PİRHA- Mersin Cemevi’nden kadınlar sorularımızı yanıtladı. Düşünen, emek veren kadınların daha fazla seslerini yükseltmeleri gerektiğini belirten kadınlar “İnancımızın özü olan bacı kültürünü yaşatalım” dedi.

8 Mart Dünya Kadınlar Günü dolayısıyla Alevi kadınlar hem özgün çalışmalarını hem de kadın platformları içerisinde seslerini yükseltiyor.

Mersin Cemevi Kadın Kollarından kadınlar 8 Mart’a ilişkin PİRHA’nın sorularını yanıtladı.

Alevi kadınlar hangi çalışmaları yapıyor?

Zeynep Kaya: Mersin Cemevi Kadın Kolları olarak 8 Mart Dünya Kadınlar gününün örgütlülüğümüz içerisinde daha görünür kılınması için şubelerde toplantılar gerçekleştirdik. Kadın bilincinin geliştirilmesi ve kendi sözlerini söylemeleri bizim için önemliydi. Kadın üyelerimizle beraber “Alevi Kadınlar ne düşünüyor?” başlıklı toplantılarda genel olarak kurumlardaki sorunlar dile getirildi. Alevi kimliği nedir? Kurumlarda ne kadar varız? Kurumlar içerisindeki ilişkilere ne kadar dahil olabiliyoruz ya da müdahil olabiliyoruz? gibi sorularla kadınların öne çıkabilmesi, analık, bacılık ruhunun canlandırılması bizim için önemliydi. Bu toplantılarla kendi üyelerimizle tartışmaya açtık ve sonuçlarda aldık. Yaptığımız çalışmalar varlığımızı ortaya koymak açısından önemli.

“ALEVİ KADINLAR NE DÜŞÜNÜYOR?” ÇALIŞTAYI PLANLANIYOR

Bu çalışmalar sonucunda Mersin’de başta olmak üzere Türkiye’deki tüm Alevi kadınların katılacağı “Alevi Kadınlar ne düşünüyor?” başlıklı Alevi Kadın Çalıştayı organize etmek istiyoruz. Bunu örgütlemek için de farklı kurumlarda bulunan Alevi kadınla ortaklaşa eğitim çalışması yapıyoruz.
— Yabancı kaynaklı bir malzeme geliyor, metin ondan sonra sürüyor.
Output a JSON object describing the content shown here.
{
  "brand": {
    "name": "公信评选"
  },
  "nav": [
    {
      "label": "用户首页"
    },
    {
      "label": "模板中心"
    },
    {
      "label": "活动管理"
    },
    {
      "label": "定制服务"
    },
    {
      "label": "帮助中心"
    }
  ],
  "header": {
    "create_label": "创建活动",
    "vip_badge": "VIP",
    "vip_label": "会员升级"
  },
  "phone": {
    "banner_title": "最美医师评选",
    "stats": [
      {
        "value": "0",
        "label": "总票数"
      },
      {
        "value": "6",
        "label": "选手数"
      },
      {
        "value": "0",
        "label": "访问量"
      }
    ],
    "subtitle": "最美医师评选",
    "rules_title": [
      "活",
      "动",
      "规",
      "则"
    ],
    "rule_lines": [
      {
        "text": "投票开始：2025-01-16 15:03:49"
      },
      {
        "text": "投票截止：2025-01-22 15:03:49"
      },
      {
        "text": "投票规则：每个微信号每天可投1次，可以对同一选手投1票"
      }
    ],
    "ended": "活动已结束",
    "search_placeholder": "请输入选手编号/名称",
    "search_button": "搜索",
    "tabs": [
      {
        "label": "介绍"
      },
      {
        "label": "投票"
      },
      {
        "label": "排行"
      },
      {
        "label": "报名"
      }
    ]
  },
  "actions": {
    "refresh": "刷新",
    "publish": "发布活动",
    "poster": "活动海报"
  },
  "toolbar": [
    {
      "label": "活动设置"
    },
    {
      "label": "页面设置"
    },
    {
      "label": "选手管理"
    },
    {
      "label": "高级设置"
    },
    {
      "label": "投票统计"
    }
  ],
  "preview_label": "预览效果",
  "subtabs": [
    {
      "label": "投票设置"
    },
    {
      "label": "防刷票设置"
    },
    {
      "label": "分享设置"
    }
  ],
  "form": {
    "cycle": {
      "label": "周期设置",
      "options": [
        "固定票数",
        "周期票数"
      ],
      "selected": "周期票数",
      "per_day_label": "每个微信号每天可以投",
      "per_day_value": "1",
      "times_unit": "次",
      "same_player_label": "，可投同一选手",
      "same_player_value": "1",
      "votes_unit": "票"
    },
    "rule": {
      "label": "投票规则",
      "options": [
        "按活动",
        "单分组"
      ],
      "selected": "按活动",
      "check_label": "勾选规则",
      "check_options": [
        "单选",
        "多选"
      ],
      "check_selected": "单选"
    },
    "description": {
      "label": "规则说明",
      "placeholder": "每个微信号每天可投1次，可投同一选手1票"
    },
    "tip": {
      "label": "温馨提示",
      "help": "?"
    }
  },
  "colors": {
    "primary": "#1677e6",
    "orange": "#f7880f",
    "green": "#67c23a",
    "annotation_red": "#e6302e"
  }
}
Fatma: Yüzyıllardan beri Sünni-İslam anlayışı Alevileri kıskaca almış durumda. Kendi düşüncelerine göre bir Alevi profili çıkarmaya yönelik asimilasyon politikaları devam ediyor. Bunu yaparlarken Alevi inancındaki görünür Alevi kadını da yok etmeye çalışıyorlar. 13. Yüzyılda bir Bacıyan-ı Rum kurumumuz var. Bacıyan-ı Rum bizim için Alevi kadın ruhu olduğunu gösteriyor. Yüzyıllar boyunca süren asimilasyon politikası hem analarımızın misyonu yok edilmiş hem de bacılık ruhu bertaraf edilmeye çalışılıyor. Bizlerde tekrardan o ruhla, inancımızın özüyle buluşmaya çalışıyoruz.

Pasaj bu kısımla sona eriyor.